Preparation this week has been a bit like looking in the mirror for the Brookstone football team.
Coach Brad Dehem is in his first season with the Cougars (2-1) after six as an offensive coordinator at Wesleyan (2-1), which Brookstone faces at 7:30 tonight in Norcross. And while Dehem is gone from the Wolves' staff, the main facets of his offense remain in place.
Both teams primarily have used pro and four-wide sets this year, with some exceptions, Dehem said.
On the surface, it might seem like a good thing for Dehem and the Cougars, but the coach dispelled any notion that there might be some kind of advantage to having run the opponent's offense.
"You think it would be a big advantage, but the kids change, even over just a year," Dehem said. "They put on weight, they lift, they get better. There's a little familiarity with it, but it's hard to game plan for it."
Players from both sides of the ball echoed Dehem's words.
Linebacker Jackson Mansour said that, while it might help to have an idea of the schemes the opposing offense will run, the flip side is also true.
"It helps, but they know our offense, too," he said. "So it's really just going to come down to playing football."
"We're really confident in what we do, and our coaches do a great job coming up with a game plan that's going to work," offensive lineman Joseph Akin added. "We know they know a lot about us, but it's really just about going out and executing."
Dehem said that the only real advantage for his team is that he has a good idea of the players the Cougars have to look out for. Those include Jahmai Jones, a wide receiver who Dehem said might be the best athlete on either side of the game, running back Miles Smith, a sophomore who runs hard, and quarterback Will Anderson, who is smart, accurate and limits his mistakes.

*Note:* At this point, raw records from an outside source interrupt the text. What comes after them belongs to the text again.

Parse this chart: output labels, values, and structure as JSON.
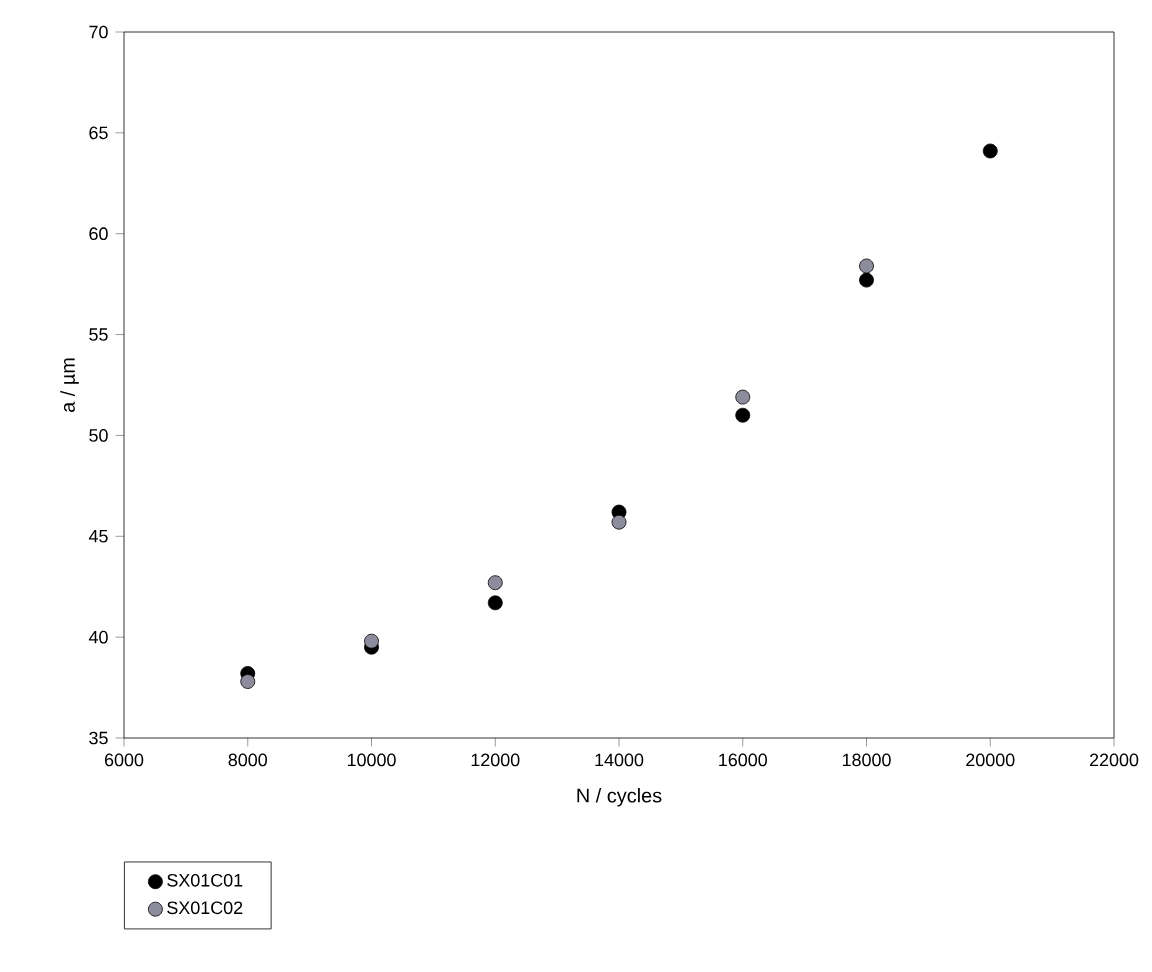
{
  "chart_data": {
    "type": "scatter",
    "xlabel": "N / cycles",
    "ylabel": "a / µm",
    "xlim": [
      6000,
      22000
    ],
    "xticks": [
      6000,
      8000,
      10000,
      12000,
      14000,
      16000,
      18000,
      20000,
      22000
    ],
    "ylim": [
      35,
      70
    ],
    "yticks": [
      35,
      40,
      45,
      50,
      55,
      60,
      65,
      70
    ],
    "x": [
      8000,
      10000,
      12000,
      14000,
      16000,
      18000,
      20000
    ],
    "series": [
      {
        "name": "SX01C01",
        "color": "#000000",
        "values": [
          38.2,
          39.5,
          41.7,
          46.2,
          51.0,
          57.7,
          64.1
        ]
      },
      {
        "name": "SX01C02",
        "color": "#8c8c9c",
        "values": [
          37.8,
          39.8,
          42.7,
          45.7,
          51.9,
          58.4,
          null
        ]
      }
    ],
    "marker": "circle",
    "grid": false,
    "legend": "bottom left"
  }
}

"When you play against players like those, you have to be very sound," Dehem said. "You can't make mistakes."
Perhaps the biggest obstacle for Brookstone, however, is that it is playing a team that knows the Cougars' offense better than they do themselves.
Dehem noted that, while Wesleyan has run that offense for years, the Cougars' offense is still in its infancy, having run it in just a couple games so far.
"We're improving, and we're getting better," he said, "but we have to remind ourselves sometimes that we're still in a learning process."
As a result, the defense has played a big role in the team's early-season success, something Dehem said would have to continue tonight.
The game itself is big for Brookstone for a handful of reasons, despite not being against a region opponent.
It still counts when it comes to the power ratings because, as Dehem noted, Wesleyan is sure to help its résumé. And, almost as important, it is a good opportunity for the Cougars to see the progress they have made and how they measure up against one of the state's top-tier opponents on the road.
"It's going to be a big game for us," Mansour said. "We've definitely picked up the speed and intensity in practice. You really want to simulate game speed, and that's what we've been trying to do this week."
Akin had similar sentiments about the game.
"All week, we've known that it's a bigger game than most, and we've prepared for it that way," he said. "It's been a lot more intense at practice. We realize that it makes a big statement to go up there and get it done at their place, and we have confidence that we can do that.
"It's probably one of the biggest games at Brookstone since I've been here."
And while Dehem downplayed that it is against his former team, stating that there's enough riding on the game to motivate his team already, the players said it does add a little extra motivation.
"We know it's an emotional game for him," Akin said. "It's an emotional game for all of us. We just want to go out there and do well for him and all of us, really."
"It's a factor," Mansour added. "Definitely."